International installation artist Konstantin Dimopoulos chose a fluorescent ultramarine for this project — aptly named The Blue Trees — which has transformed over 30 sites from London to Tennessee, and to our neighbors in Houston and Galveston. Now the colorful installation is coming to Austin’s beloved Pease Park.
“He chose a really bright blue because trees are not blue,” explains Allison Johnson, director of community engagement for the Pease Park Conservancy.
Pease Park is where the next group of trees will undergo the brilliant color shift. This statement is so frank, it’s a little funny, but this is the simplicity of the project, and the only thought some viewers will take away. They will notice the trees. Mission accomplished.
Dimopoulos’ deeper intention, beyond catching the eyes of park visitors, is to start conversations about deforestation, climate change, and our involvement in perpetuating or fighting both. He explains in a video detailing the project that “the color and the tree come together to transform and affect each other, the color changing the tree into something surreal, while the tree, rooted in this earth, reflects what we may lose.”
A proprietary colorant, which Dimopoulos verbally simplifies to “water and chalk,” wraps the trees in a matte coating that smoothes over the bark and makes their vertical forms look 3D-rendered and velvety.
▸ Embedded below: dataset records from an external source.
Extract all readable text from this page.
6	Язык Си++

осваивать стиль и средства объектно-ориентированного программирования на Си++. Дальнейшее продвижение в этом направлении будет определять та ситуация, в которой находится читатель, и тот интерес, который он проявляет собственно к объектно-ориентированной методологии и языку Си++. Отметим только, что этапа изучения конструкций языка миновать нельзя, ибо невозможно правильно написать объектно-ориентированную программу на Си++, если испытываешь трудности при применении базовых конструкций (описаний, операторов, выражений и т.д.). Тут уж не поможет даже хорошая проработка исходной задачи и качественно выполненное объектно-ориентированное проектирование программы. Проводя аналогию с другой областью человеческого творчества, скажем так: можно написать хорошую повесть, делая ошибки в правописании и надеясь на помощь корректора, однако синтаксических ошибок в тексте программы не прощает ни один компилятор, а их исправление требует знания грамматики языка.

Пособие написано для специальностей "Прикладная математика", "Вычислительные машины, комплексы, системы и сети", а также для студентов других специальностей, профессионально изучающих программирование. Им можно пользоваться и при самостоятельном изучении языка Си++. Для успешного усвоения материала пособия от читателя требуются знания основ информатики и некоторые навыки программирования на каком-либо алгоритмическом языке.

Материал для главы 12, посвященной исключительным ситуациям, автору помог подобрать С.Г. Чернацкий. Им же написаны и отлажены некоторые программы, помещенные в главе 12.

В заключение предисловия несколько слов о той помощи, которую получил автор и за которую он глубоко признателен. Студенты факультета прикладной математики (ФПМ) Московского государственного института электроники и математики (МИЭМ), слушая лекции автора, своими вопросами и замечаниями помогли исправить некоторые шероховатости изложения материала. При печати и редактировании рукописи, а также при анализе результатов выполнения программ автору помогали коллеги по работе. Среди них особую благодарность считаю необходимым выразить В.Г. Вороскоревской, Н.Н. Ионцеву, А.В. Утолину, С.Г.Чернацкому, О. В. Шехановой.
He thought the color would look “almost absurd,” he says in a video explaining the project, and it does. But the uniformity of the color and even the texture produce an elegant wash of twiggy décor that is more tranquil than silly. (This project combines two of Dimopoulos’ apparent aesthetic obsessions: sculptures that look like big bundles of sticks and neon art.)
The colorant will wash off over several months, giving the installation an evolving presence and essentially cleaning itself up without hurting the environment around it, according to the park and Dimopoulos. Volunteers help to pull off such a large-scale project in the coloring phases, often with their skin flecked with the harmless product.
The Pease Park volunteers plan to finish coloring and installing QR codes visitors can use for more information by April 2, in time for the park’s Squirrel Fest on April 9.
They plan to color about 100 trees just north of the newly renovated 7-acre section that is Kingsbury Commons. The $10 million renovations turned the Tudor cottage from a storage unit to a community gathering space and added a new splash pad and globe-shaped treehouse.
“At this point, it just looks like a forested area of trees within the park,” Johnson says. “As soon as we apply the color to the trees, it’ll be a breathtaking image as you walk up the trail from Kingsbury Commons to Live Oak Meadow.”
Visitors at Squirrel Fest will have plenty of other activities to partake in besides reveling in the company of the otherworldly foliage; a brass band will play, various nature organizations will teach families about their surroundings, a yoga teacher will lead a class, and the park will screen the animated movie Zootopia.
The Blue Trees will watch over the goings-on of Squirrel Fest and the park’s gala coming up in November. They will be coated not just in blue color but in stories traded by the volunteers coloring them. Even when they are not blue anymore, the trees will stand at Pease Park as long as people support their right to remain there. And hopefully, by then, more will be blue somewhere else.